[ENBD] Strange behavior
Peter T. Breuer
ptb@it.uc3m.es
Tue, 10 Oct 2000 15:51:07 +0200 (MET DST)
"A month of sundays ago Adrian Turcu wrote:"
> > Turn the device off by sending it a "die" signal via a USR1 to the
> > daemons (that should be enough to frighten RAID, from what I have heard)
> > or echo -n 0 to /proc/nbdinfo. Either will cause all outstanding requests
> > to be errored out and the device to report itself as disabled during 5s.
>
>
> Thank you very much for remember me about user space. Yes, I am using heartbeat
> on my Linux and when the network is down (heartbeat says that)... I just put something
> like:
>
> killall -USR1 nbd-client ; killall -9 nbd-client ; rmmod nbd
The -9 is somewhat evil. That will kill the clients without giving them
a chance to unregister from the kernel first, which will leave the
module "busy" and un-rmmodable (until you echo -n 1 >/proc/nbdinfo).
You want killall -TERM at max. That will have the effect you want.
Why do you want to kill the clients, BTW? Do you not want the device to
come up again when the network is reestablished?
> in my heartbeat service script and the RAID-1 is released from its waiting
> (will declares the NBD partition down and continue to work with all remaining).

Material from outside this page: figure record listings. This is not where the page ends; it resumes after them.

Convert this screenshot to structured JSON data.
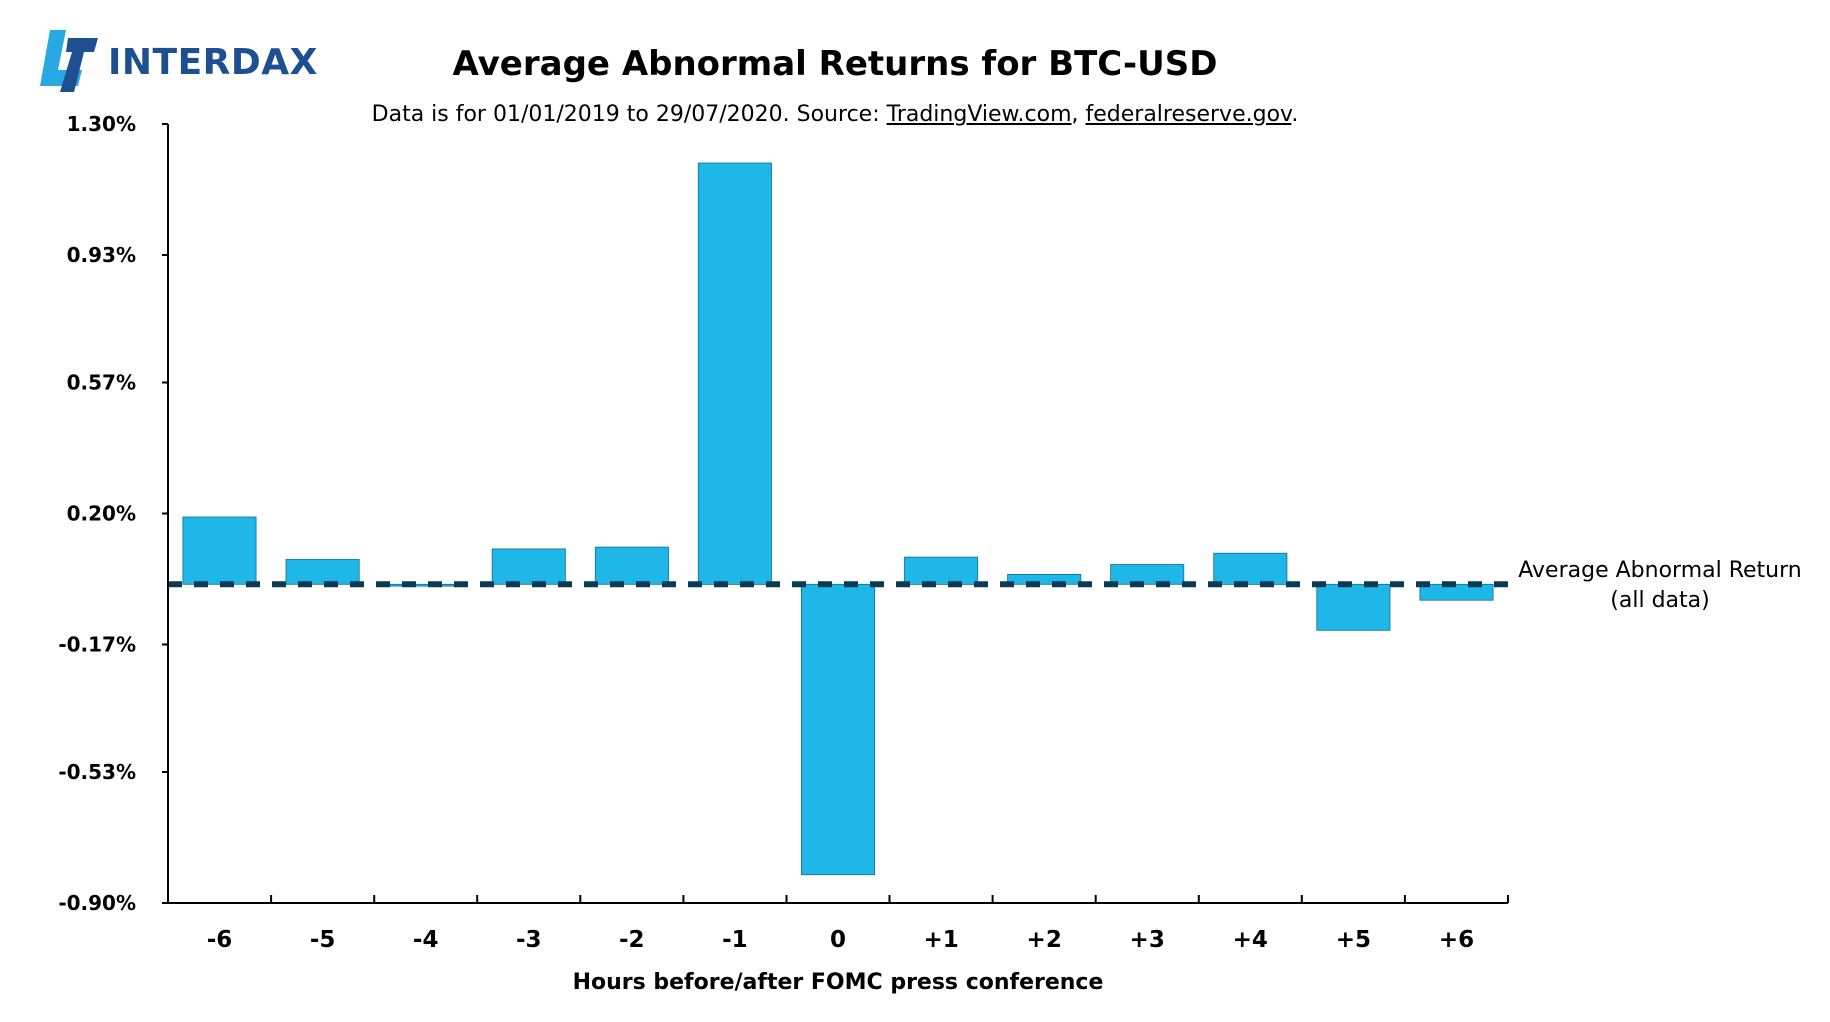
{
  "brand": {
    "name": "INTERDAX",
    "accent_color": "#1d4f91",
    "secondary_color": "#29a9e1",
    "icon": "interdax-logo-icon"
  },
  "chart_data": {
    "type": "bar",
    "title": "Average Abnormal Returns for BTC-USD",
    "subtitle": {
      "prefix": "Data is for 01/01/2019 to 29/07/2020. Source: ",
      "link1": "TradingView.com",
      "separator": ", ",
      "link2": "federalreserve.gov",
      "suffix": "."
    },
    "xlabel": "Hours before/after FOMC press conference",
    "ylabel": "",
    "categories": [
      "-6",
      "-5",
      "-4",
      "-3",
      "-2",
      "-1",
      "0",
      "+1",
      "+2",
      "+3",
      "+4",
      "+5",
      "+6"
    ],
    "values": [
      0.19,
      0.07,
      -0.005,
      0.1,
      0.105,
      1.19,
      -0.82,
      0.077,
      0.028,
      0.056,
      0.088,
      -0.13,
      -0.045
    ],
    "ylim": [
      -0.9,
      1.3
    ],
    "yticks": [
      "1.30%",
      "0.93%",
      "0.57%",
      "0.20%",
      "-0.17%",
      "-0.53%",
      "-0.90%"
    ],
    "ytick_values": [
      1.3,
      0.93,
      0.57,
      0.2,
      -0.17,
      -0.53,
      -0.9
    ],
    "bar_color": "#1fb6e8",
    "bar_edge_color": "#0d6f99",
    "reference_line": {
      "value": 0.0,
      "label_line1": "Average Abnormal Return",
      "label_line2": "(all data)",
      "color": "#0b3a53",
      "style": "dashed"
    },
    "grid": false,
    "legend": "none"
  }
}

I'd rather you tried the modification to the driver I suggested (put a
nbd_soft/hard_reset call in when the aslot count goes through zero in
nbd_clr_sock - aslot is the number of known active slots, i.e. client
daemons). I'll add an option for this, but I'd like to know how it
behaves first!
I'd also like a vote on whether USR1 appears to do the right thing (or
even appears to do what I said it does). It's meant to be a fairly weak
signal. The trouble is that there are three levels of disactivation
that one might need, and only two USR signals available.
1) all daemons temporarily out of order, rollback requests,
disable driver, and wait for reenable
2) all daemons completely whacked, error out anything we
hold and turn off anything we can pretty permanently
3) emergency recover from state we shouldn't have been in so
that at least we can shut down cleanly - reset use count,
search out and kill malformed buffers, etc etc.

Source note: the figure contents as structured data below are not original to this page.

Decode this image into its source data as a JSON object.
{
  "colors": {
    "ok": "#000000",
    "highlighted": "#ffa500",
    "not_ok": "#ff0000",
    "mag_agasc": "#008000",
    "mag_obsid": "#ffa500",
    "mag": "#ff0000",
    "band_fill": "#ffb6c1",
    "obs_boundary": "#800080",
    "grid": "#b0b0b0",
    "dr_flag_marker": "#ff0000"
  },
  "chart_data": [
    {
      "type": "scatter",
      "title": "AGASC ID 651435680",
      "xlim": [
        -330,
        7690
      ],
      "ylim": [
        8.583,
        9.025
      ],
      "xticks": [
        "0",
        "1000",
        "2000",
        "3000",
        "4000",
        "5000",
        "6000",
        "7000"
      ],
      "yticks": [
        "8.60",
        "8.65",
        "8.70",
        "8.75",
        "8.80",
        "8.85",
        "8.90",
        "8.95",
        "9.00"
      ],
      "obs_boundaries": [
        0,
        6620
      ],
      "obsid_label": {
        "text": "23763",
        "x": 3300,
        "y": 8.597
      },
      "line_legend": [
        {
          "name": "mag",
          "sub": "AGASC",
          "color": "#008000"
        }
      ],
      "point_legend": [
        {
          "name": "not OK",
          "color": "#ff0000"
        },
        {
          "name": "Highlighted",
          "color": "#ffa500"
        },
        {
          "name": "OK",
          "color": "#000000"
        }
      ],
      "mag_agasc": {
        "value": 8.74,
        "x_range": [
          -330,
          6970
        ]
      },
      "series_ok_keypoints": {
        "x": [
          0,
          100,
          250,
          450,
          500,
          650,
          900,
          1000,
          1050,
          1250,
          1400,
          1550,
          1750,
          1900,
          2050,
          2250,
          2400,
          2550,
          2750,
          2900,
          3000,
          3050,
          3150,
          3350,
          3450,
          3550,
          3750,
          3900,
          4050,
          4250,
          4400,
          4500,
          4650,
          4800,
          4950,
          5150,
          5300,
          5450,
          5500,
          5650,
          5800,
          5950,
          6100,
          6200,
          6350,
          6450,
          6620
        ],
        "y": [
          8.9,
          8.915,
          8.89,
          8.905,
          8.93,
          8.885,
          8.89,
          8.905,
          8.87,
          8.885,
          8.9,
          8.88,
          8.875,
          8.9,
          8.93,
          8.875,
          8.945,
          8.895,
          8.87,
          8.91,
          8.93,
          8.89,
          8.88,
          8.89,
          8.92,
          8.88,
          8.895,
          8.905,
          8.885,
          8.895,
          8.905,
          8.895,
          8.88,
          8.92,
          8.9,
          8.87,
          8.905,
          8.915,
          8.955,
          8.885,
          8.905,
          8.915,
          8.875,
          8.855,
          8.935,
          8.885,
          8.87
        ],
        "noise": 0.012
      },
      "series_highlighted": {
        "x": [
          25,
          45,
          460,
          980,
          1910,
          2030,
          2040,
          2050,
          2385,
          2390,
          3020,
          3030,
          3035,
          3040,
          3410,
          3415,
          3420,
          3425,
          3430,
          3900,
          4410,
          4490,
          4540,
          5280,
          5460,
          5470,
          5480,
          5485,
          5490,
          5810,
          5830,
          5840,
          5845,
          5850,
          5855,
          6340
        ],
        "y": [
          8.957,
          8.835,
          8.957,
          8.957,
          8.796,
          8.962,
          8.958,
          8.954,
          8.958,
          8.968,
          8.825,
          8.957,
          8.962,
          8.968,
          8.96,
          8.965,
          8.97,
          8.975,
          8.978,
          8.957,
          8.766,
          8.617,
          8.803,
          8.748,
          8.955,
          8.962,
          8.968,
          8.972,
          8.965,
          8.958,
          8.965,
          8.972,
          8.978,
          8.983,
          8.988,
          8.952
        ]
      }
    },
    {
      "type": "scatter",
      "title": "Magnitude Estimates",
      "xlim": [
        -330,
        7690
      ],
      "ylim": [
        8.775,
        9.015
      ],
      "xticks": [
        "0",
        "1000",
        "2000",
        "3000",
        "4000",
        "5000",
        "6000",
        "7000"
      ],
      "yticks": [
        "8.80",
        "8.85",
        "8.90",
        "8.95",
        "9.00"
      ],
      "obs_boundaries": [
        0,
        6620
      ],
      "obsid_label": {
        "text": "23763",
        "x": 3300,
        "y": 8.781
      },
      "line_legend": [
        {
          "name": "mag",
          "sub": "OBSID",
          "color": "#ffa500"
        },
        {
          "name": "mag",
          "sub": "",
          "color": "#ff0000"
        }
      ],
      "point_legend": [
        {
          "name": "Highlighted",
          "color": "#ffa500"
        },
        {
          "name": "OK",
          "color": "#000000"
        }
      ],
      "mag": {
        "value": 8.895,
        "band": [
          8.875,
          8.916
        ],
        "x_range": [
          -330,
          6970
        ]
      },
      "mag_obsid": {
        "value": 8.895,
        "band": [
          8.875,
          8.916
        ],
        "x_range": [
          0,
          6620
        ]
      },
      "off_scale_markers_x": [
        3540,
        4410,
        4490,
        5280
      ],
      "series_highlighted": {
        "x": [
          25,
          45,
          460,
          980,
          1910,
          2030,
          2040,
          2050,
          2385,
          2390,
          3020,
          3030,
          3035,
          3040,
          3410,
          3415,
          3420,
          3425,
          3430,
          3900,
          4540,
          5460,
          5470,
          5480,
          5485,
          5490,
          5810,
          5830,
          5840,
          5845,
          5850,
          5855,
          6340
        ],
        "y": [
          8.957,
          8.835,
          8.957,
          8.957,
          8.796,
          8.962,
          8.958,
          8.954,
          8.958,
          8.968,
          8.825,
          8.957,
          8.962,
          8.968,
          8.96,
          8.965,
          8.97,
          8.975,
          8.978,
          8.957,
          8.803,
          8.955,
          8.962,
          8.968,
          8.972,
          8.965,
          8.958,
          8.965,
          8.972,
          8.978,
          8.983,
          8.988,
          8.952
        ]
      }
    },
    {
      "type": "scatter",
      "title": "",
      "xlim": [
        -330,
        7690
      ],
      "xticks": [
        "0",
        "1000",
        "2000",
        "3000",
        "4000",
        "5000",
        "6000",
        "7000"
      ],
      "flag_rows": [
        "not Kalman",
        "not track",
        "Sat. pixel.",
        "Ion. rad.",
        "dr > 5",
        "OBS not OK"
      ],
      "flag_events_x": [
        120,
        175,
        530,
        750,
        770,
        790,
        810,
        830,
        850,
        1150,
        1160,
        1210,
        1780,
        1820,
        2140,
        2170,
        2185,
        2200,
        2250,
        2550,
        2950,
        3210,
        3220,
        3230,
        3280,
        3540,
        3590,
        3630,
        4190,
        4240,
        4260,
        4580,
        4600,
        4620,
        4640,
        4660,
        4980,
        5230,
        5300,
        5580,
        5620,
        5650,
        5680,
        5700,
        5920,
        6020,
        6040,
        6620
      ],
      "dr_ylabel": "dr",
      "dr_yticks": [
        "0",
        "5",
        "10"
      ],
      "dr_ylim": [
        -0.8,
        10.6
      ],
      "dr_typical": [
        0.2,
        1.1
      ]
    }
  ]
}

USR1 currently clears the daemon slots of any requests, putting them
back on the device queue, then errors out all the requests on the device
queue, and goes on to search for requests on the incoming kernel queue
that it can legitimately error out. It holds the device state as
DISABLED throughout this (so that the daemons will get pretty unhappy
too since they'll come up empty handed when they dive down for requests
to treat) in order that the kernel can't sneak any more requests in
and keeps it that way for 5s, after which it sets thinsg back to
normal.
So USR1 is a cross between 1) and 2). It's also "per NBD device". I.e.

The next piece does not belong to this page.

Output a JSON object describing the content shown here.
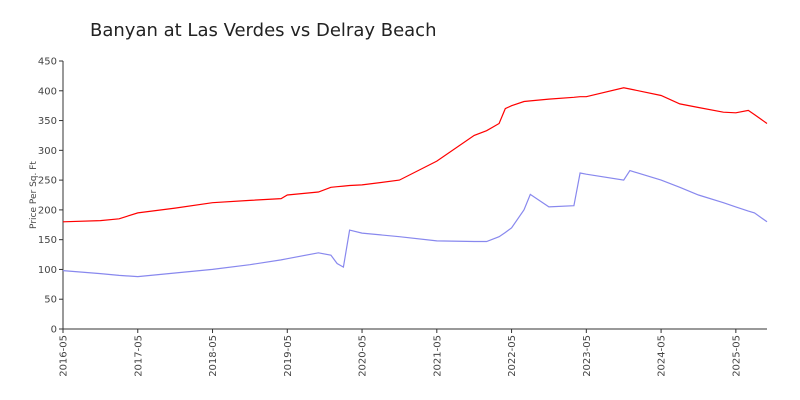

it only effcts nda and not ndb, or only ndb and not nda, etc.
USR2 affects the whole driver. It does a USR1 on any device it is
handling, scavenges around a bit more on the kernel queue, then resets
the use counts and turns off the driver by force of arms, permamently.
If by any chance the driver was in use, you may get an oops when
you disengage whatever was holding one of its devices open, as its
kernel resources have now disappeared!
And hence USR2 is a 3). Or as close as makes no difference.
Peter